Here you go and you’re welcome.

values = {}
key = 0
val = 1
remove = []

print("Reading data file.")
with open("data") as data:
    for line in data:
        sample = line.strip('\n').split(',')
        if sample[key] in values:
            check = values[sample[key]]
            if float(sample[val]) > check:
                values[sample[key]] = float(sample[val])
        else:
            values[sample[key]] = float(sample[val])

print("Building a list of items to remove...\n")
for key in values:
    key_list = list(key)
    new_key = str(key_list[2]) + ":" + str(key_list[0])
    sample = values[key]
    check = values[new_key]
    if sample == check:
        print(f"Found {key} {values[key]} == {new_key} {values[new_key]}")
        print(f"Marking {new_key} {values[new_key]} for removal.")
        values[new_key] = ''
        print()
    elif sample and sample > check:
        print(f"Found {key} {values[key]} > {new_key} {values[new_key]}")
        print(f"Marking {new_key} {values[new_key]} for removal.")
        values[new_key] = ''
        print()

for key in values:
    if not values[key]:
        remove.append(key)

print("Removing items...")
for key in remove:
    values.pop(key)
print("Done.")

print("Writing data to file..")
with open("output", mode='w') as output:
    for key in values:
        data = f"{key},{values[key]}\n"
        output.write(data)

print("Script exit")

PythonCHB · January 28, 2023, 7:35am

Rob’s code should work (I haven’t tested it,but i think you can make it simpler, cleaner.

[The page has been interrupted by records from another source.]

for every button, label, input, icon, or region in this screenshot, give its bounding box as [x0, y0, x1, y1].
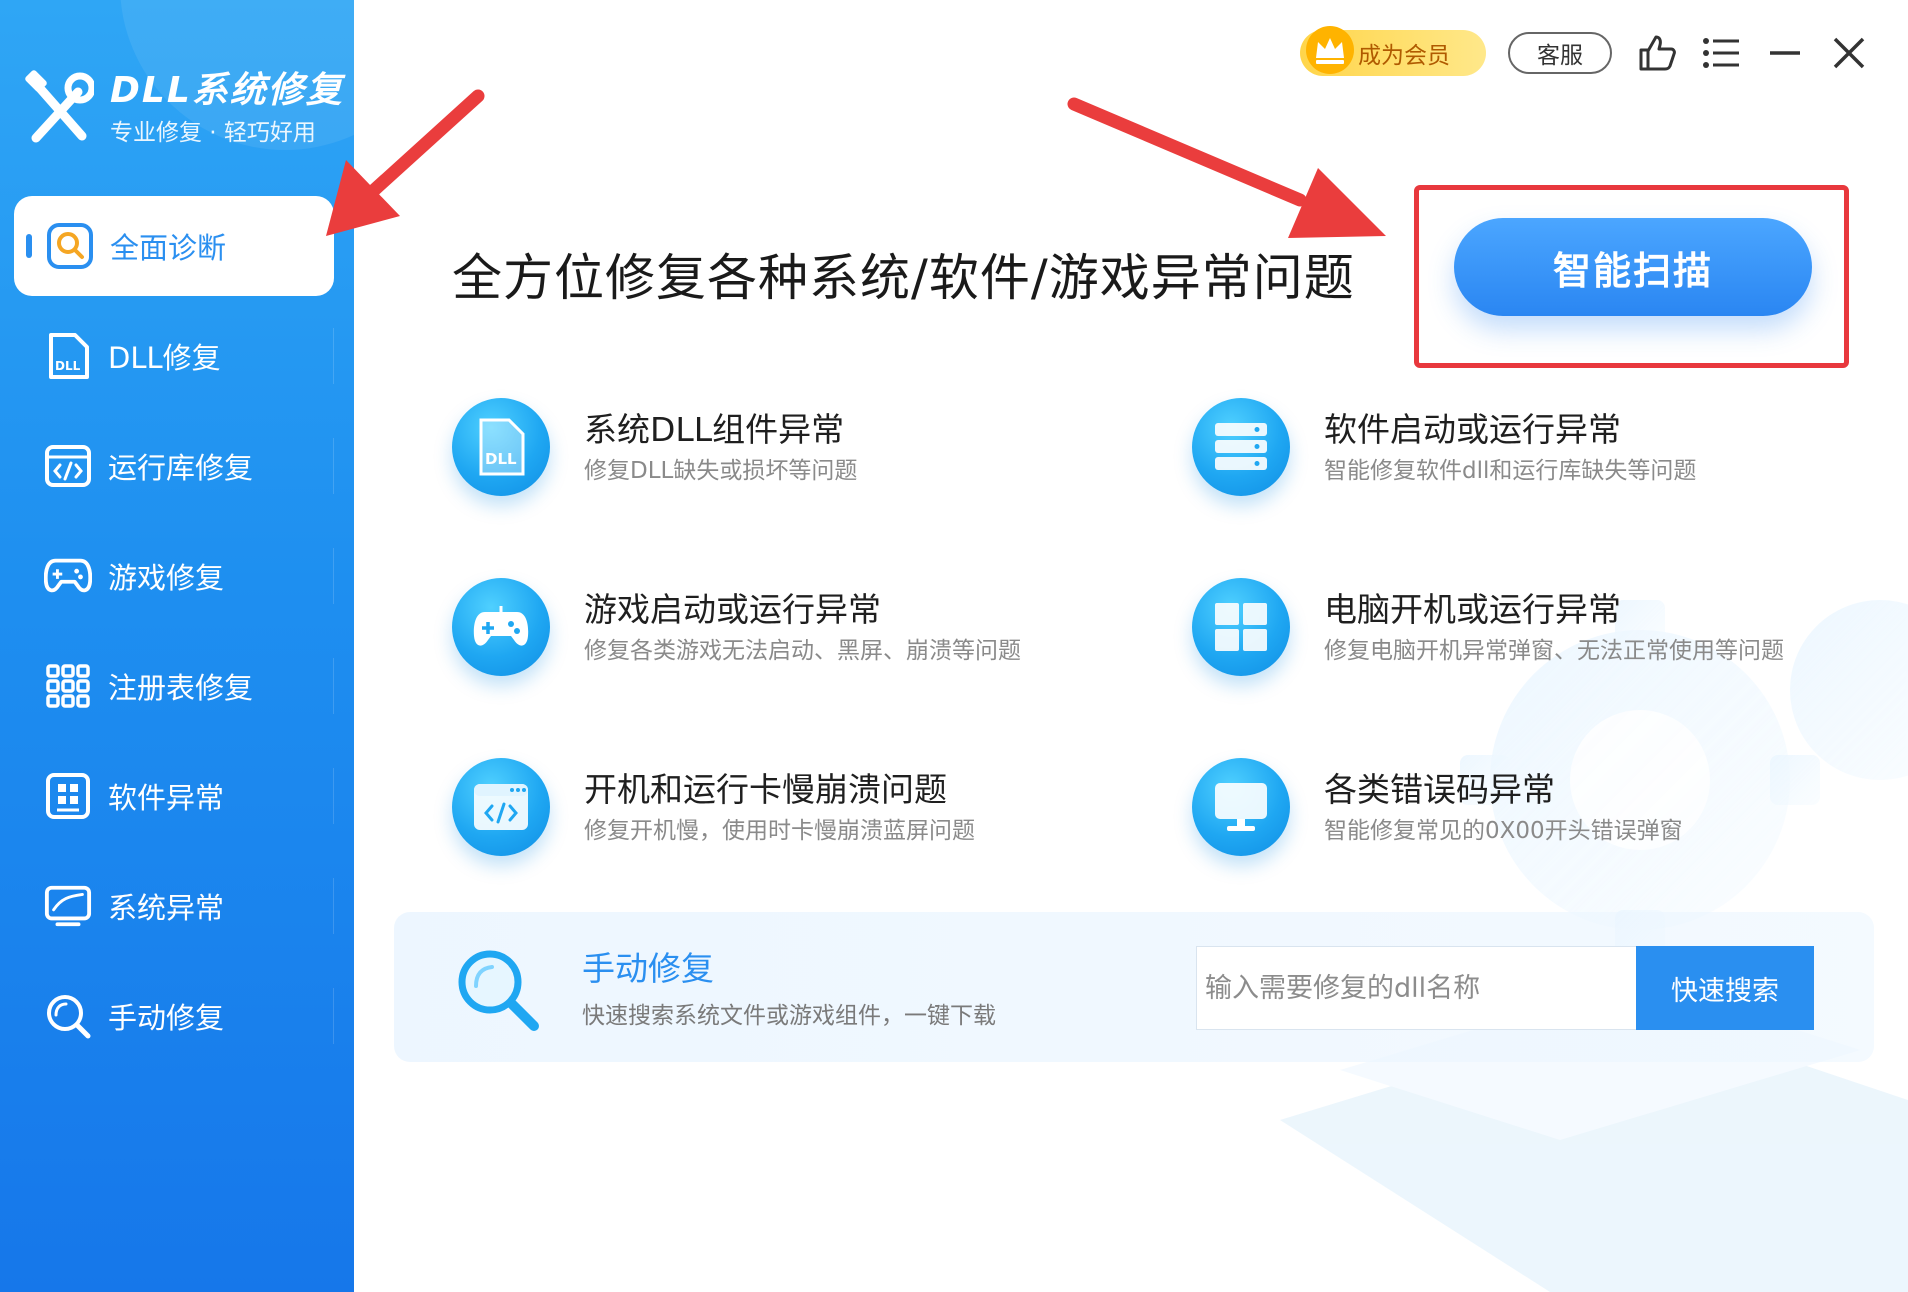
- sidebar-item-label: 运行库修复: [108, 451, 254, 485]
- vip-label: 成为会员: [1358, 43, 1450, 69]
- nav-separator: [333, 878, 334, 934]
- manual-repair-desc: 快速搜索系统文件或游戏组件，一键下载: [582, 1003, 996, 1029]
- feature-desc: 智能修复软件dll和运行库缺失等问题: [1324, 458, 1697, 484]
- feature-title: 系统DLL组件异常: [584, 410, 845, 449]
- sidebar-item-manual[interactable]: 手动修复: [0, 966, 354, 1066]
- diagnose-icon: [46, 222, 94, 270]
- active-indicator: [26, 234, 32, 258]
- feature-desc: 智能修复常见的0X00开头错误弹窗: [1324, 818, 1683, 844]
- software-icon: [44, 772, 92, 820]
- windows-icon: [1192, 578, 1290, 676]
- feature-desc: 修复开机慢，使用时卡慢崩溃蓝屏问题: [584, 818, 975, 844]
- thumbs-up-icon[interactable]: [1634, 30, 1680, 76]
- nav-separator: [333, 328, 334, 384]
- tools-wrench-icon: [25, 70, 94, 143]
- sidebar-item-label: DLL修复: [108, 341, 221, 375]
- app-subtitle: 专业修复 · 轻巧好用: [110, 120, 316, 146]
- sidebar-item-label: 手动修复: [108, 1001, 225, 1035]
- sidebar-item-label: 游戏修复: [108, 561, 225, 595]
- app-title: DLL系统修复: [110, 70, 344, 111]
- server-stack-icon: [1192, 398, 1290, 496]
- feature-error-code: 各类错误码异常 智能修复常见的0X00开头错误弹窗: [1192, 758, 1683, 856]
- feature-dll-component: DLL 系统DLL组件异常 修复DLL缺失或损坏等问题: [452, 398, 857, 496]
- dll-file-icon: DLL: [452, 398, 550, 496]
- feature-desc: 修复DLL缺失或损坏等问题: [584, 458, 858, 484]
- become-vip-button[interactable]: 成为会员: [1300, 26, 1486, 76]
- sidebar-item-label: 注册表修复: [108, 671, 254, 705]
- sidebar-item-system[interactable]: 系统异常: [0, 856, 354, 956]
- sidebar-item-software[interactable]: 软件异常: [0, 746, 354, 846]
- search-icon: [44, 992, 92, 1040]
- gamepad-icon: [44, 552, 92, 600]
- nav-separator: [333, 548, 334, 604]
- sidebar-item-runtime[interactable]: 运行库修复: [0, 416, 354, 516]
- dll-search-box: 快速搜索: [1196, 946, 1872, 1030]
- nav-separator: [333, 988, 334, 1044]
- registry-grid-icon: [44, 662, 92, 710]
- sidebar-nav: 全面诊断 DLL DLL修复 运行库修复 游戏修复 注册表修复 软件异常 系统异…: [0, 196, 354, 1076]
- page-headline: 全方位修复各种系统/软件/游戏异常问题: [452, 249, 1355, 307]
- scan-label: 智能扫描: [1552, 248, 1713, 293]
- svg-text:DLL: DLL: [55, 359, 81, 373]
- sidebar-item-label: 软件异常: [108, 781, 225, 815]
- svg-text:DLL: DLL: [485, 450, 517, 468]
- feature-desc: 修复各类游戏无法启动、黑屏、崩溃等问题: [584, 638, 1021, 664]
- feature-slow-crash: 开机和运行卡慢崩溃问题 修复开机慢，使用时卡慢崩溃蓝屏问题: [452, 758, 975, 856]
- sidebar-item-registry[interactable]: 注册表修复: [0, 636, 354, 736]
- dll-file-icon: DLL: [44, 332, 92, 380]
- monitor-icon: [1192, 758, 1290, 856]
- code-window-icon: [452, 758, 550, 856]
- feature-title: 开机和运行卡慢崩溃问题: [584, 770, 947, 809]
- app-logo: DLL系统修复 专业修复 · 轻巧好用: [24, 70, 344, 150]
- feature-game-launch: 游戏启动或运行异常 修复各类游戏无法启动、黑屏、崩溃等问题: [452, 578, 1021, 676]
- customer-service-button[interactable]: 客服: [1508, 32, 1612, 74]
- sidebar-item-dll[interactable]: DLL DLL修复: [0, 306, 354, 406]
- sidebar-item-diagnose[interactable]: 全面诊断: [14, 196, 334, 296]
- sidebar-item-label: 全面诊断: [110, 231, 227, 265]
- feature-title: 电脑开机或运行异常: [1324, 590, 1621, 629]
- feature-title: 各类错误码异常: [1324, 770, 1555, 809]
- nav-separator: [333, 438, 334, 494]
- gamepad-icon: [452, 578, 550, 676]
- nav-separator: [333, 658, 334, 714]
- smart-scan-button[interactable]: 智能扫描: [1454, 218, 1812, 316]
- feature-software-launch: 软件启动或运行异常 智能修复软件dll和运行库缺失等问题: [1192, 398, 1696, 496]
- sidebar-item-label: 系统异常: [108, 891, 225, 925]
- menu-list-icon[interactable]: [1698, 30, 1744, 76]
- crown-icon: [1306, 26, 1354, 74]
- title-bar: 成为会员 客服: [1208, 26, 1908, 78]
- feature-boot-runtime: 电脑开机或运行异常 修复电脑开机异常弹窗、无法正常使用等问题: [1192, 578, 1784, 676]
- manual-repair-panel: 手动修复 快速搜索系统文件或游戏组件，一键下载 快速搜索: [394, 912, 1874, 1062]
- service-label: 客服: [1537, 43, 1583, 69]
- magnifier-icon: [458, 950, 539, 1031]
- dll-search-input[interactable]: [1196, 946, 1636, 1030]
- minimize-icon[interactable]: [1762, 30, 1808, 76]
- close-icon[interactable]: [1826, 30, 1872, 76]
- sidebar-item-game[interactable]: 游戏修复: [0, 526, 354, 626]
- feature-desc: 修复电脑开机异常弹窗、无法正常使用等问题: [1324, 638, 1784, 664]
- manual-repair-title: 手动修复: [582, 949, 714, 988]
- feature-title: 软件启动或运行异常: [1324, 410, 1621, 449]
- sidebar: DLL系统修复 专业修复 · 轻巧好用 全面诊断 DLL DLL修复 运行库修复…: [0, 0, 354, 1292]
- system-monitor-icon: [44, 882, 92, 930]
- nav-separator: [333, 768, 334, 824]
- runtime-code-icon: [44, 442, 92, 490]
- quick-search-button[interactable]: 快速搜索: [1636, 946, 1814, 1030]
- arrow-to-scan: [1067, 97, 1386, 238]
- feature-title: 游戏启动或运行异常: [584, 590, 881, 629]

I’m not going to write it for you, but:

You want to build a dict with the keys being the letter pairs (a:b) and the values being the max value.

IIUC, the a:b is to be considered the same as b:a – yes? so you want the keys to be “Normalized”, which you can do by sorting them:

In [172]: pair
Out[172]: 'b:a'

In [173]: ':'.join(sorted(pair.split(':')))
Out[173]: 'a:b'

if you use that as the keys in your dict, then you’ll get the max value right.

to put the max value in the dict, you can use Rob’s code, though you can clean that up a bit – no need to call float multiple times …

Then no need to remove anything.

OK, I can’t help myself, here’s a nifty 2-liner for building your dict:

old_val = d.setdefault(key, new_val)
d[key] = max(old_val, new_val)

-CHB

rob42 · January 28, 2023, 7:55am

Some good points; I appreciate the feed back and your pointers for code improvements.

As to the removal of ‘dead items’, I did that because I think the provided data is simply a very small sample of a much larger data set and if it’s very large, then it would become resource heavy to retain data that is no longer required. As I’m unsure as to exactly how large the said data set is, I thought it best to err on the side of caution.

As this is nothing more than a coding exercise for me (with the added benefit of being of help to someone else) I’ll re-code this, taking into account the points you cite.

PJh · January 28, 2023, 8:19am

Yes, actually the previous data items need to be retained and compared. Please share the updated python script. The a:b is to be considered the same as b:a – yes? Yes

PythonCHB · January 29, 2023, 6:24am

Sure – but all you need to keep are the max values – there’s no extra data being kept around if you build the dict as you go, only keeping the keys and the max values.

rob42 · February 1, 2023, 3:09pm

I’ve been a little busy with more pressing issues (sure as making a living), but I think this to be a better solution than I had before:

values = {}

print("Reading data file.")
with open("data", mode="r", encoding="UTF-8") as data:
    for line in data:
        sample = line.strip('\n').split(',')
        S_KEY = sample[0]
        S_VALUE = float(sample[1])
        if S_KEY in values:
            KEY = S_KEY
            value = values[KEY]
            S_KEY = ":".join(reversed(KEY.split(":")))
            if S_VALUE > value:
                values[KEY] = S_VALUE
        elif ":".join(reversed(S_KEY.split(":"))) in values:
            KEY = ":".join(reversed(S_KEY.split(":")))
            value = values[KEY]
            if S_VALUE > value:
                values[KEY] = S_VALUE
        else:
            values[S_KEY] = S_VALUE

print("Writing data to file..")
with open("output", mode='w', encoding="UTF-8") as output:
    for key in values:
        data = f"{key},{values[key]}\n"
        output.write(data)

print("Script exit")

With thanks to @PythonCHB for the feedback.